A Brazilian court has suspended the operating licence for the Belo Monte hydroelectric dam, one of the world’s largest, just weeks before its owner, Norte Energia, planned to start electricity generation, prosecutors said.

Belo Monte – known worldwide thanks to the awareness raised by British singer Sting and Brazilian Indian chief Raoni – has been the subject of multiple protests by Brazilian Indigenous people.

Judge Maria Carolina Valente do Carmo of the Federal Court in Altamira, in the northern state of Para, said the licence would be suspended until the company and the Brazilian government meet a previous requirement to reorganise the regional operations of Funai, the national Indian protection agency.

A judge had already ordered the government and Norte Energia to carry out the Funai restructuring work in 2014, so Judge Valente do Carmo also fined the government and the company 900,000 reais ($323,000) for non-compliance.

The Belo Monte dam, one of the most controversial ever constructed in Brazil, is located on the Xingu River near Altamira. Critics objected to the dam blocking one of the last free-flowing major tributaries of the Amazon. They also opposed an early reservoir plan that would have flooded thousands of square kilometres of virgin rainforest.
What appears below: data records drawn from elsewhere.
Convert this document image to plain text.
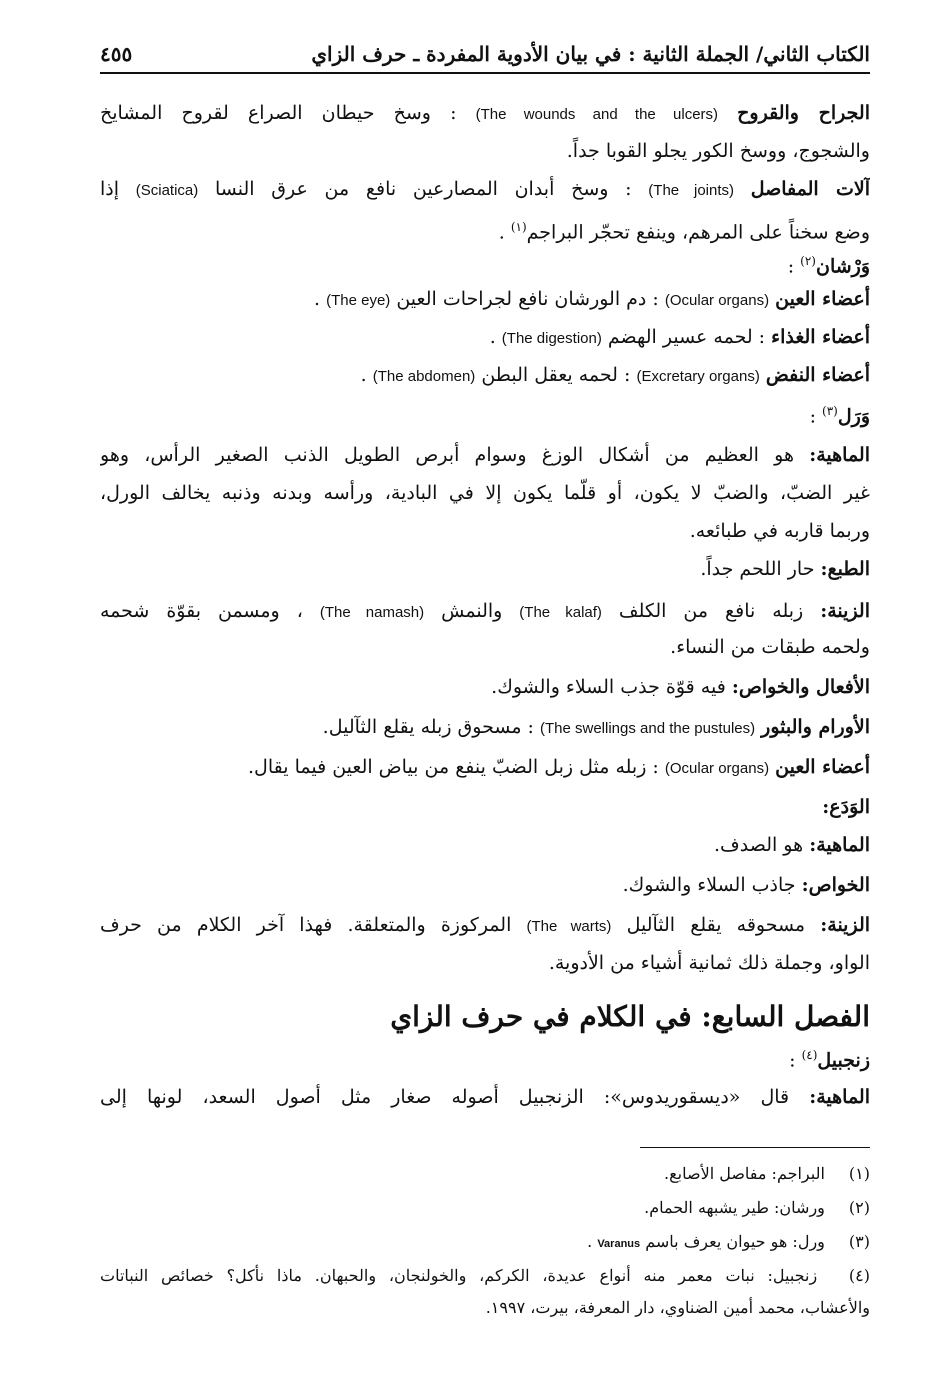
الكتاب الثاني/ الجملة الثانية : في بيان الأدوية المفردة ـ حرف الزاي
٤٥٥
الجراح والقروح (The wounds and the ulcers) : وسخ حيطان الصراع لقروح المشايخ
والشجوج، ووسخ الكور يجلو القوبا جداً.
آلات المفاصل (The joints) : وسخ أبدان المصارعين نافع من عرق النسا (Sciatica) إذا
وضع سخناً على المرهم، وينفع تحجّر البراجم$^{(١)}$ .
وَرْشان$^{(٢)}$ :
أعضاء العين (Ocular organs) : دم الورشان نافع لجراحات العين (The eye) .
أعضاء الغذاء : لحمه عسير الهضم (The digestion) .
أعضاء النفض (Excretary organs) : لحمه يعقل البطن (The abdomen) .
وَرَل$^{(٣)}$ :
الماهية: هو العظيم من أشكال الوزغ وسوام أبرص الطويل الذنب الصغير الرأس، وهو
غير الضبّ، والضبّ لا يكون، أو قلّما يكون إلا في البادية، ورأسه وبدنه وذنبه يخالف الورل،
وربما قاربه في طبائعه.
الطبع: حار اللحم جداً.
الزينة: زبله نافع من الكلف (The kalaf) والنمش (The namash) ، ومسمن بقوّة شحمه
ولحمه طبقات من النساء.
الأفعال والخواص: فيه قوّة جذب السلاء والشوك.
الأورام والبثور (The swellings and the pustules) : مسحوق زبله يقلع الثآليل.
أعضاء العين (Ocular organs) : زبله مثل زبل الضبّ ينفع من بياض العين فيما يقال.
الوَدَع:
الماهية: هو الصدف.
الخواص: جاذب السلاء والشوك.
الزينة: مسحوقه يقلع الثآليل (The warts) المركوزة والمتعلقة. فهذا آخر الكلام من حرف
الواو، وجملة ذلك ثمانية أشياء من الأدوية.
الفصل السابع: في الكلام في حرف الزاي
زنجبيل$^{(٤)}$ :
الماهية: قال «ديسقوريدوس»: الزنجبيل أصوله صغار مثل أصول السعد، لونها إلى
(١) البراجم: مفاصل الأصابع.
(٢) ورشان: طير يشبهه الحمام.
(٣) ورل: هو حيوان يعرف باسم Varanus .
(٤) زنجبيل: نبات معمر منه أنواع عديدة، الكركم، والخولنجان، والحبهان. ماذا نأكل؟ خصائص النباتات
والأعشاب، محمد أمين الضناوي، دار المعرفة، بيرت، ١٩٩٧.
Belo Monte will have an installed capacity of 11,233 megawatts. Its average output, though, will only be about a third of that as the original reservoir was greatly reduced at the request of native groups and environmentalists.

Tens of thousands of workers moving to the region to build the massive project also raised fears that many would stay and expand illegal logging, mining and farming in the rainforest.

Brazil is counting on the dam, now several years behind schedule, to help fill a power gap in it the south-eastern states, including Sao Paulo and Rio de Janeiro, caused by delayed projects, rising demand and recent drought.

Norte Energia, which is building and will operate the dam, is a consortium led by Brazil’s state-run utility Centrais Eletricas Brasileiras (Eletrobras), Centrais Eletricas de Minas Gerais (Cemig), Neoenergia and miner Vale.

Norte Energia said it had no comment on the ruling because the company has not been formally notified of its contents.

The Funai requirements have been part of the rules governing operations at Belo Monte since the dam project received its preliminary licence in 2010, prosecutors said in a statement.

Currently, the Funai offices in Altamira are closed and the agency has seen the number of workers in the region fall by nearly three-quarters. The number of Funai staff in the region dropped from 60 in 2010 to 23 today. All the Funai stations in Indigenous villages near the dam have been closed.